Bericht verschoben, Zahlen bleiben tiefrot
Parallel zu den Insider-Käufen hat Sivers Semiconductors seinen Berichtskalender angepasst. Der Quartalsbericht für das zweite Quartal, ursprünglich für den 6. August terminiert, wird nun erst am 27. August veröffentlicht. Auch die folgenden Termine verschieben sich: Der Q3-Bericht rückt vom 11. auf den 26. November, die Zahlen zum vierten Quartal sind nun für den 25. Februar 2027 angesetzt.

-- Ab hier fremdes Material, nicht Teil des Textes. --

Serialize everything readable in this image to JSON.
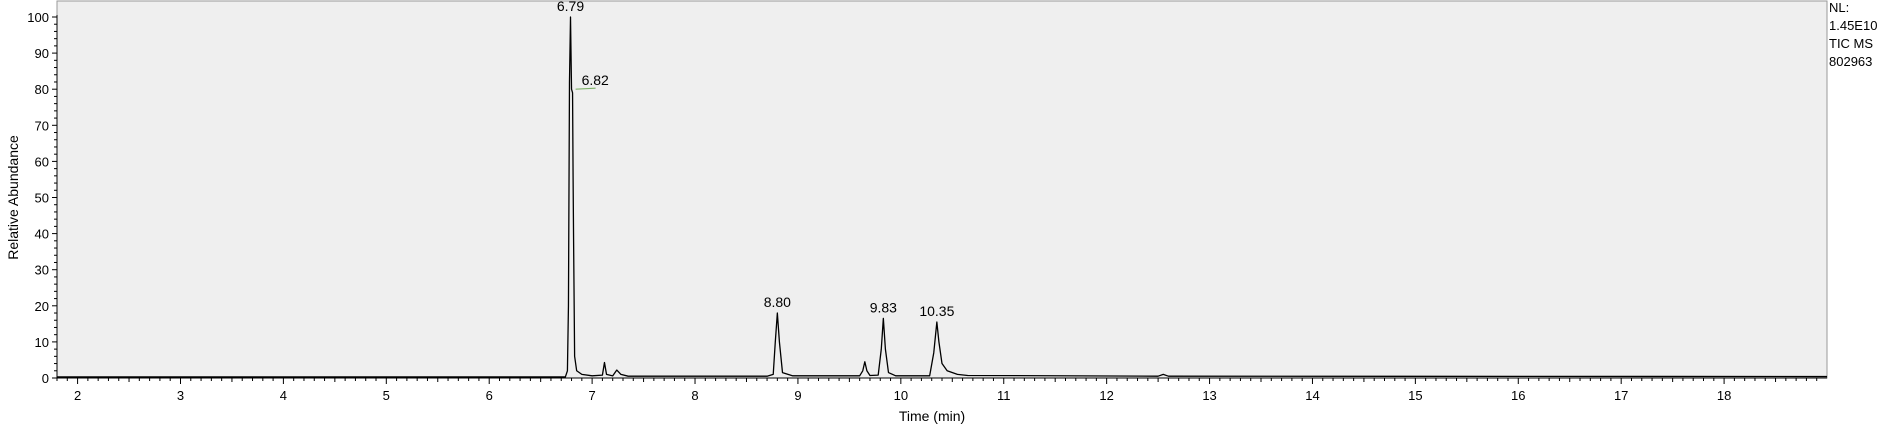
{
  "chart_data": {
    "type": "line",
    "xlabel": "Time (min)",
    "ylabel": "Relative Abundance",
    "xlim": [
      1.8,
      19.0
    ],
    "ylim": [
      0,
      100
    ],
    "x_ticks": [
      2,
      3,
      4,
      5,
      6,
      7,
      8,
      9,
      10,
      11,
      12,
      13,
      14,
      15,
      16,
      17,
      18
    ],
    "y_ticks": [
      0,
      10,
      20,
      30,
      40,
      50,
      60,
      70,
      80,
      90,
      100
    ],
    "grid": false,
    "background_color": "#efefef",
    "line_color": "#000000",
    "info": [
      "NL:",
      "1.45E10",
      "TIC  MS",
      "802963"
    ],
    "peak_labels": [
      {
        "text": "6.79",
        "x": 6.79,
        "y": 100
      },
      {
        "text": "6.82",
        "x": 6.82,
        "y": 80
      },
      {
        "text": "8.80",
        "x": 8.8,
        "y": 18
      },
      {
        "text": "9.83",
        "x": 9.83,
        "y": 16.5
      },
      {
        "text": "10.35",
        "x": 10.35,
        "y": 15.5
      }
    ],
    "series": [
      {
        "points": [
          [
            1.8,
            0.3
          ],
          [
            6.74,
            0.3
          ],
          [
            6.76,
            2
          ],
          [
            6.77,
            20
          ],
          [
            6.78,
            82
          ],
          [
            6.79,
            100
          ],
          [
            6.8,
            80
          ],
          [
            6.81,
            79
          ],
          [
            6.815,
            56
          ],
          [
            6.82,
            38
          ],
          [
            6.83,
            6
          ],
          [
            6.85,
            2
          ],
          [
            6.9,
            1
          ],
          [
            7.0,
            0.6
          ],
          [
            7.1,
            0.8
          ],
          [
            7.12,
            4.3
          ],
          [
            7.14,
            1
          ],
          [
            7.2,
            0.6
          ],
          [
            7.24,
            2.2
          ],
          [
            7.28,
            1
          ],
          [
            7.35,
            0.5
          ],
          [
            8.7,
            0.5
          ],
          [
            8.76,
            1
          ],
          [
            8.78,
            10
          ],
          [
            8.8,
            18
          ],
          [
            8.82,
            10
          ],
          [
            8.85,
            1.5
          ],
          [
            8.95,
            0.6
          ],
          [
            9.6,
            0.6
          ],
          [
            9.63,
            2
          ],
          [
            9.65,
            4.5
          ],
          [
            9.67,
            2
          ],
          [
            9.7,
            0.7
          ],
          [
            9.78,
            0.8
          ],
          [
            9.81,
            8
          ],
          [
            9.83,
            16.5
          ],
          [
            9.85,
            8
          ],
          [
            9.88,
            1.5
          ],
          [
            9.95,
            0.6
          ],
          [
            10.28,
            0.6
          ],
          [
            10.32,
            7
          ],
          [
            10.35,
            15.5
          ],
          [
            10.37,
            10
          ],
          [
            10.4,
            4
          ],
          [
            10.45,
            2
          ],
          [
            10.55,
            1
          ],
          [
            10.65,
            0.7
          ],
          [
            12.5,
            0.5
          ],
          [
            12.55,
            1
          ],
          [
            12.6,
            0.5
          ],
          [
            19.0,
            0.4
          ]
        ]
      }
    ]
  }
}
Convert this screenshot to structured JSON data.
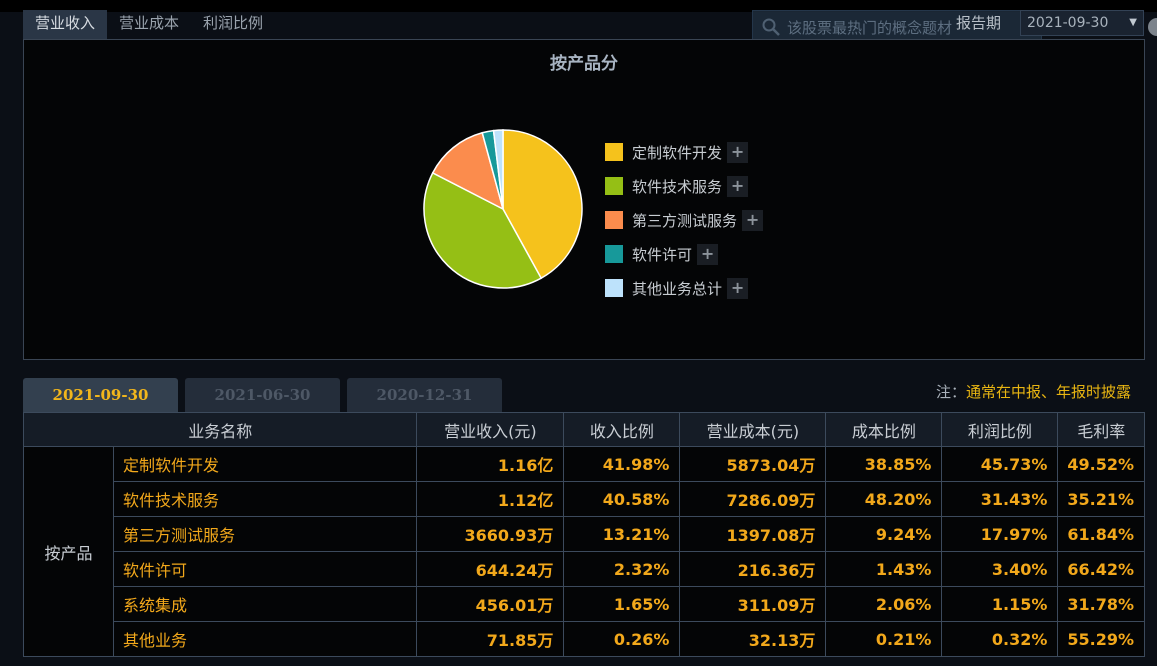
{
  "tabs": [
    {
      "label": "营业收入",
      "active": true
    },
    {
      "label": "营业成本",
      "active": false
    },
    {
      "label": "利润比例",
      "active": false
    }
  ],
  "search": {
    "placeholder": "该股票最热门的概念题材"
  },
  "report": {
    "label": "报告期",
    "selected": "2021-09-30"
  },
  "chart": {
    "title": "按产品分",
    "legend": [
      {
        "label": "定制软件开发",
        "color": "#f5c21c"
      },
      {
        "label": "软件技术服务",
        "color": "#95bf15"
      },
      {
        "label": "第三方测试服务",
        "color": "#fb8c4d"
      },
      {
        "label": "软件许可",
        "color": "#17999a"
      },
      {
        "label": "其他业务总计",
        "color": "#bde2fb"
      }
    ],
    "plus": "+"
  },
  "chart_data": {
    "type": "pie",
    "title": "按产品分",
    "categories": [
      "定制软件开发",
      "软件技术服务",
      "第三方测试服务",
      "软件许可",
      "其他业务总计"
    ],
    "values": [
      41.98,
      40.58,
      13.21,
      2.32,
      1.91
    ],
    "colors": [
      "#f5c21c",
      "#95bf15",
      "#fb8c4d",
      "#17999a",
      "#bde2fb"
    ],
    "legend_position": "right"
  },
  "period_tabs": [
    {
      "label": "2021-09-30",
      "active": true
    },
    {
      "label": "2021-06-30",
      "active": false
    },
    {
      "label": "2020-12-31",
      "active": false
    }
  ],
  "note": {
    "prefix": "注：",
    "text": "通常在中报、年报时披露"
  },
  "table": {
    "headers": [
      "业务名称",
      "营业收入(元)",
      "收入比例",
      "营业成本(元)",
      "成本比例",
      "利润比例",
      "毛利率"
    ],
    "group": "按产品",
    "rows": [
      {
        "name": "定制软件开发",
        "revenue": "1.16亿",
        "rev_ratio": "41.98%",
        "cost": "5873.04万",
        "cost_ratio": "38.85%",
        "profit_ratio": "45.73%",
        "margin": "49.52%"
      },
      {
        "name": "软件技术服务",
        "revenue": "1.12亿",
        "rev_ratio": "40.58%",
        "cost": "7286.09万",
        "cost_ratio": "48.20%",
        "profit_ratio": "31.43%",
        "margin": "35.21%"
      },
      {
        "name": "第三方测试服务",
        "revenue": "3660.93万",
        "rev_ratio": "13.21%",
        "cost": "1397.08万",
        "cost_ratio": "9.24%",
        "profit_ratio": "17.97%",
        "margin": "61.84%"
      },
      {
        "name": "软件许可",
        "revenue": "644.24万",
        "rev_ratio": "2.32%",
        "cost": "216.36万",
        "cost_ratio": "1.43%",
        "profit_ratio": "3.40%",
        "margin": "66.42%"
      },
      {
        "name": "系统集成",
        "revenue": "456.01万",
        "rev_ratio": "1.65%",
        "cost": "311.09万",
        "cost_ratio": "2.06%",
        "profit_ratio": "1.15%",
        "margin": "31.78%"
      },
      {
        "name": "其他业务",
        "revenue": "71.85万",
        "rev_ratio": "0.26%",
        "cost": "32.13万",
        "cost_ratio": "0.21%",
        "profit_ratio": "0.32%",
        "margin": "55.29%"
      }
    ]
  }
}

CEO Vathulya begründete den Schritt mit dem Bedarf an zusätzlicher Zeit, um Qualität und Transparenz der Berichterstattung sicherzustellen.
Die zuletzt verfügbaren Kennziffern unterstreichen, warum Anleger die Nerven verlieren: Der Umsatz der vergangenen zwölf Monate lag bei 289,56 Millionen Kronen, dem stand ein Nettoverlust von 215,37 Millionen Kronen gegenüber. Der Gewinn je Aktie fiel mit minus 0,76 Kronen deutlich negativ aus, während die liquiden Mittel mit lediglich 26,6 Millionen Kronen vergleichsweise knapp bemessen sind. Diese Kombination aus hohen Verlusten und begrenzter Kassenreserve dürfte den Kapitalbedarf des Unternehmens in den kommenden Quartalen zu einem zentralen Thema machen.
Zwischen Vertrauensbeweis und Vorsicht
Die Käufe von CEO und Aufsichtsrat lassen sich als Vertrauenssignal lesen, zumal sie in unmittelbarer Nähe zum Kurstief erfolgten. Gleichzeitig ändert das Volumen der Transaktionen – zusammen rund drei Millionen Kronen – wenig an der grundsätzlichen Lage: Eine Aktie, die binnen weniger Wochen einen Großteil ihres Wertes eingebüßt hat, eine dünne Kassenlage und ein auf Ende August verschobener Rechenschaftsbericht sprechen für erhöhte Unsicherheit. Ob die Insider-Käufe tatsächlich einen Boden markieren, dürfte sich frühestens mit den verschobenen Quartalszahlen zeigen.